Thank you in advance!
On
I do not exactly what you want. Some results: $u^THv=u^Tv=u^TH^THv=0$.
Proof. There is an orthogonal matrix $U$ s.t. $U^THU=D=diag(\lambda_i)$ where the $(\lambda_i)$ are real numbers. Up to mult. by some non-zero complex, there are $i,j$ s.t. $u=C_i,v=C_j$ where $C_i,C_j$ are columns of $U$ associated to $\lambda_i\not= \lambda_j$ (that is $Hu=\lambda_i u,Hv=\lambda_j v$).
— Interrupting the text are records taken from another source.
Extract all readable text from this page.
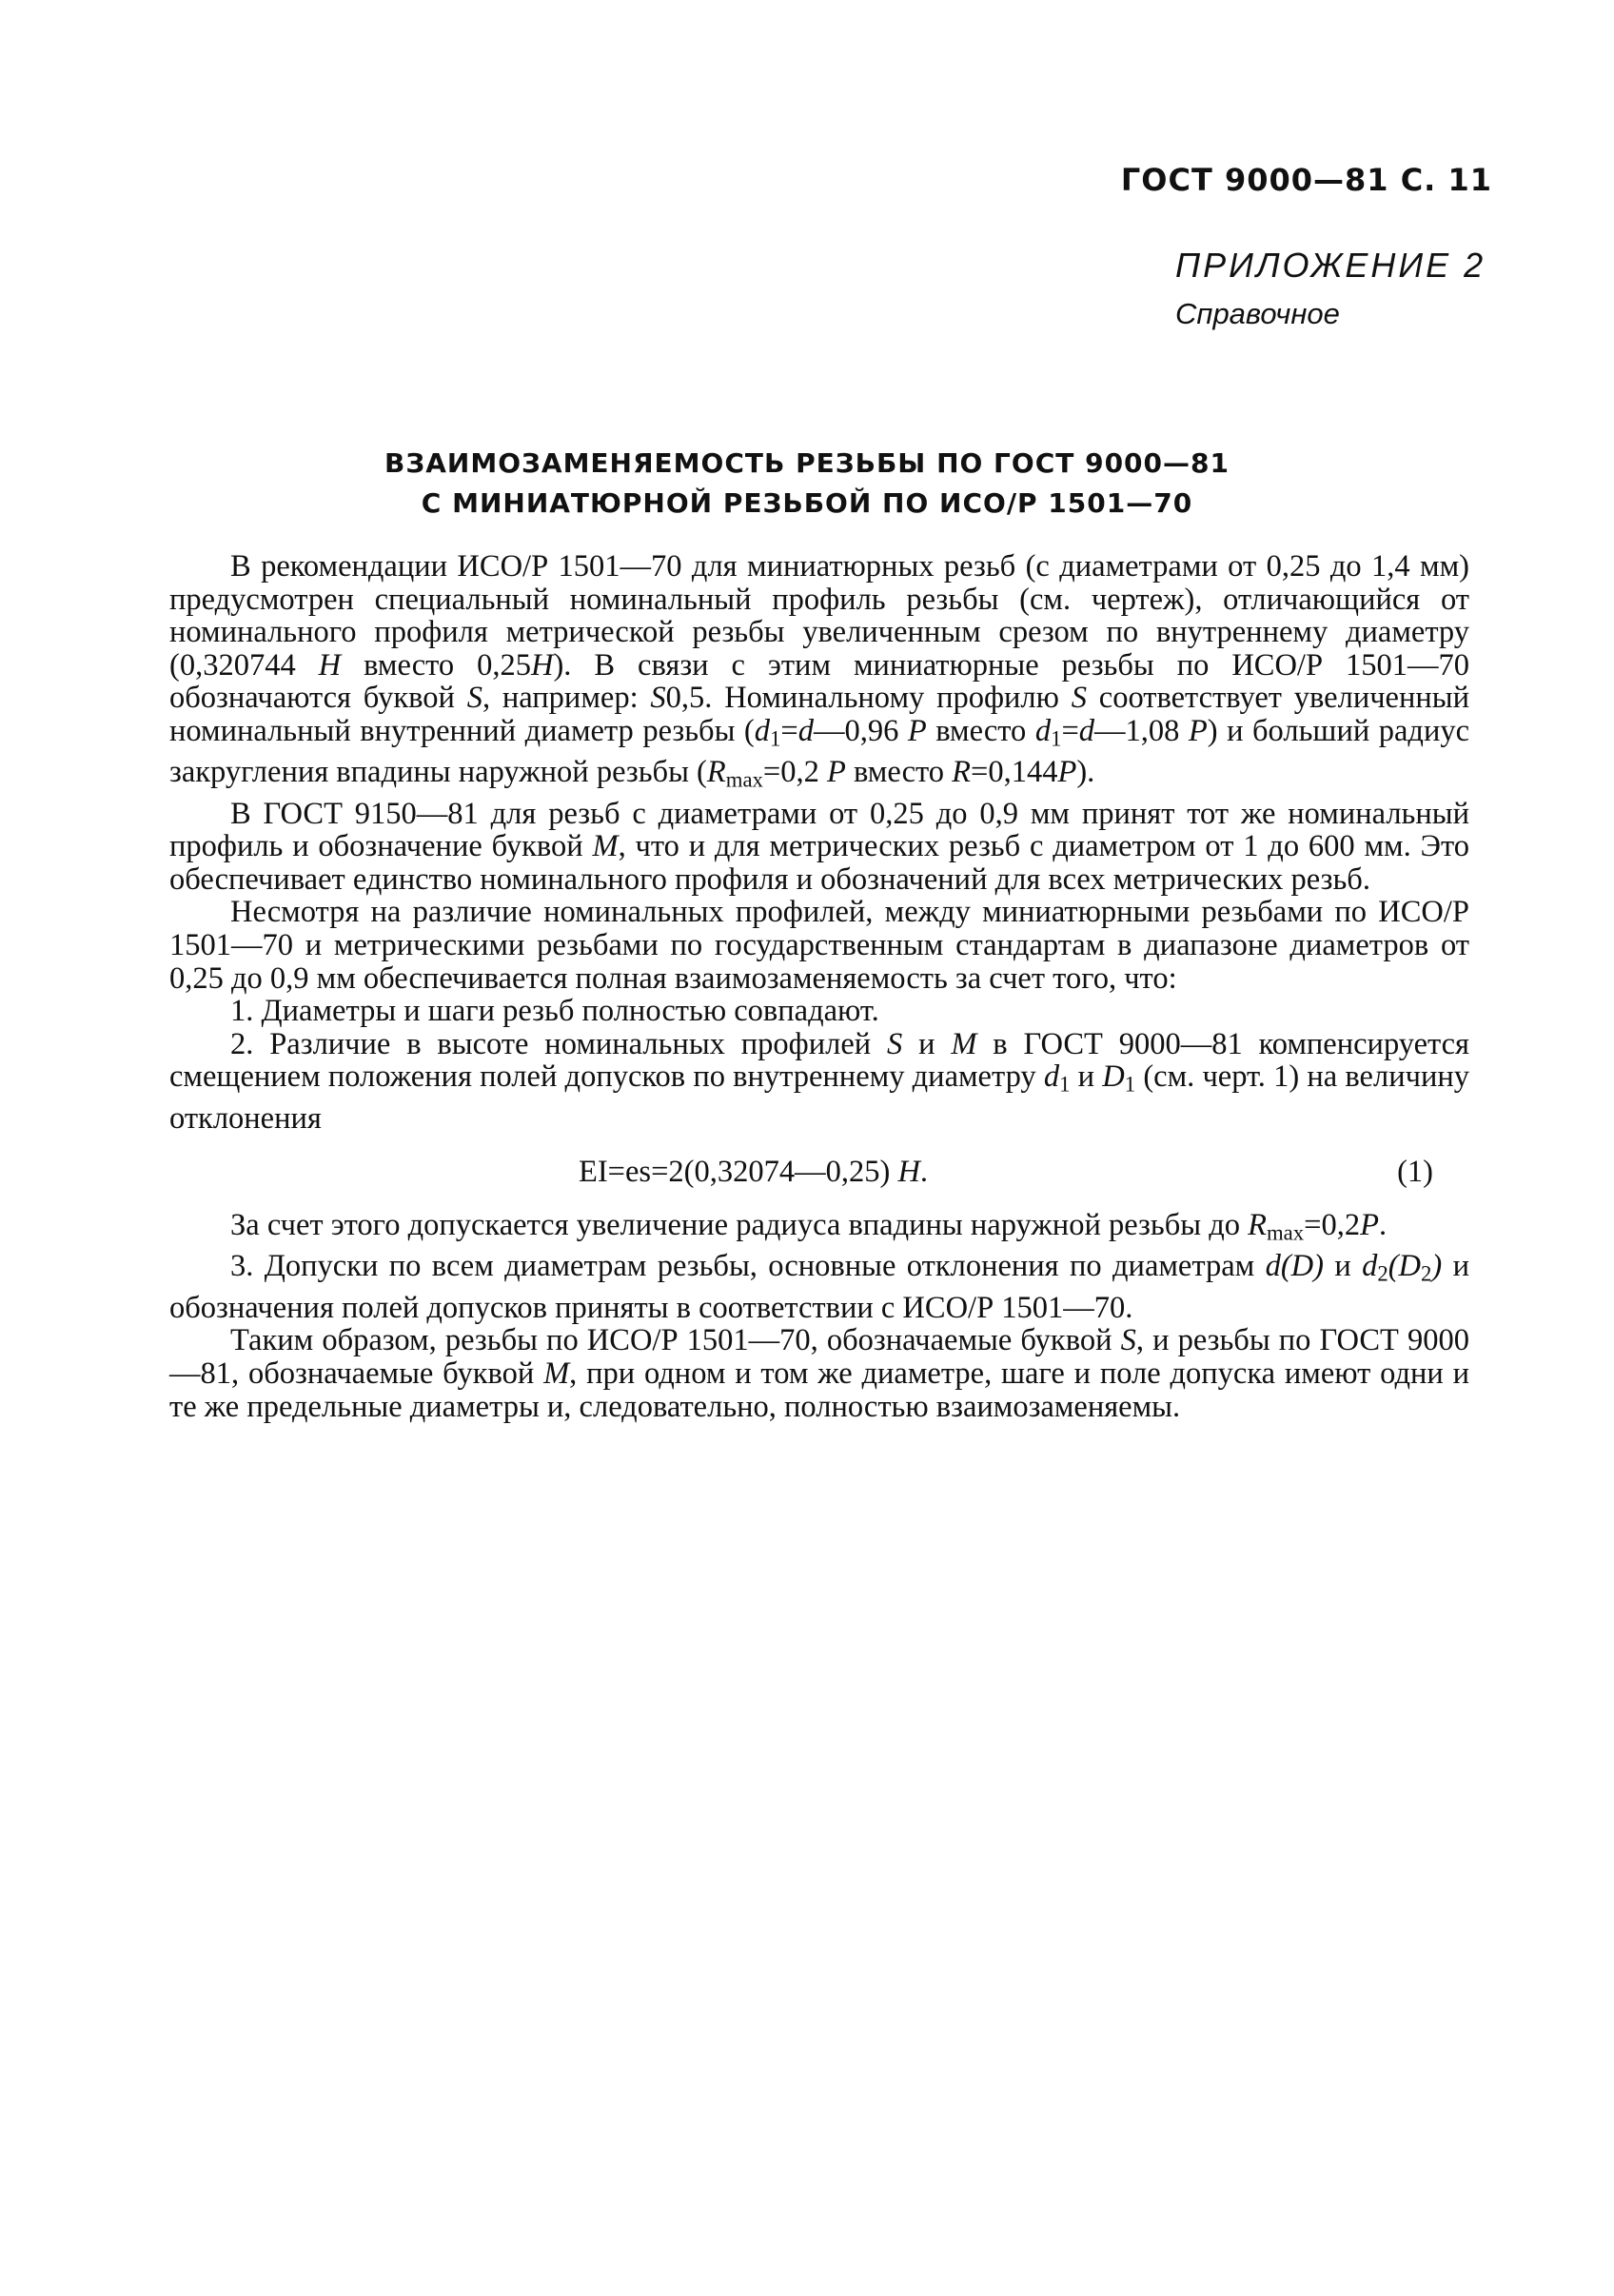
ГОСТ 9000—81 С. 11
ПРИЛОЖЕНИЕ 2
Справочное
ВЗАИМОЗАМЕНЯЕМОСТЬ РЕЗЬБЫ ПО ГОСТ 9000—81
С МИНИАТЮРНОЙ РЕЗЬБОЙ ПО ИСО/Р 1501—70

В рекомендации ИСО/Р 1501—70 для миниатюрных резьб (с диаметрами от 0,25 до 1,4 мм) предусмотрен специальный номинальный профиль резьбы (см. чертеж), отличающийся от номинального профиля метрической резьбы увеличенным срезом по внутреннему диаметру (0,320744 H вместо 0,25H). В связи с этим миниатюрные резьбы по ИСО/Р 1501—70 обозначаются буквой S, например: S0,5. Номинальному профилю S соответствует увеличенный номинальный внутренний диаметр резьбы ($d_1=d—0,96$ P вместо $d_1=d—1,08$ P) и больший радиус закругления впадины наружной резьбы ($R_{max}=0,2$ P вместо R=0,144P).

В ГОСТ 9150—81 для резьб с диаметрами от 0,25 до 0,9 мм принят тот же номинальный профиль и обозначение буквой M, что и для метрических резьб с диаметром от 1 до 600 мм. Это обеспечивает единство номинального профиля и обозначений для всех метрических резьб.

Несмотря на различие номинальных профилей, между миниатюрными резьбами по ИСО/Р 1501—70 и метрическими резьбами по государственным стандартам в диапазоне диаметров от 0,25 до 0,9 мм обеспечивается полная взаимозаменяемость за счет того, что:

1. Диаметры и шаги резьб полностью совпадают.

2. Различие в высоте номинальных профилей S и M в ГОСТ 9000—81 компенсируется смещением положения полей допусков по внутреннему диаметру $d_1$ и $D_1$ (см. черт. 1) на величину отклонения

EI=es=2(0,32074—0,25) H.	(1)

За счет этого допускается увеличение радиуса впадины наружной резьбы до $R_{max}=0,2P$.

3. Допуски по всем диаметрам резьбы, основные отклонения по диаметрам d(D) и $d_2(D_2)$ и обозначения полей допусков приняты в соответствии с ИСО/Р 1501—70.

Таким образом, резьбы по ИСО/Р 1501—70, обозначаемые буквой S, и резьбы по ГОСТ 9000—81, обозначаемые буквой M, при одном и том же диаметре, шаге и поле допуска имеют одни и те же предельные диаметры и, следовательно, полностью взаимозаменяемы.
Then $u^THv=d_{i,j}=0$.
Note that $u,v$ are orthogonal vectors, that is $u^Tv=0$. Moreover $u^T(H^TH)v=0$; indeed $u^T(H^TH)v=(Hu)^T(Hv)=\lambda_i\mu_j(u^Tv)=0$.
Suppose that $u, v$ are eigenvectors of $H$ with eigenvalues $\lambda_u, \lambda_v$, respectively, which are not equal: $\lambda_u \neq \lambda_v$. Since $H$ is symmetric, we know that eigenvectors corresponding to distinct eigenvalues are orthogonal: $\langle u, v \rangle = 0$. (If you don't know this or want a proof, say so!)
Now let's check if $u,v$ are $H$-conjugate, which means that $\langle u, Hv \rangle = 0$: $$ \langle u, Hv \rangle = \langle u, \lambda_v v \rangle = \bar \lambda_v \langle u, v \rangle = \bar \lambda_v \cdot 0 = 0. $$ There you have it!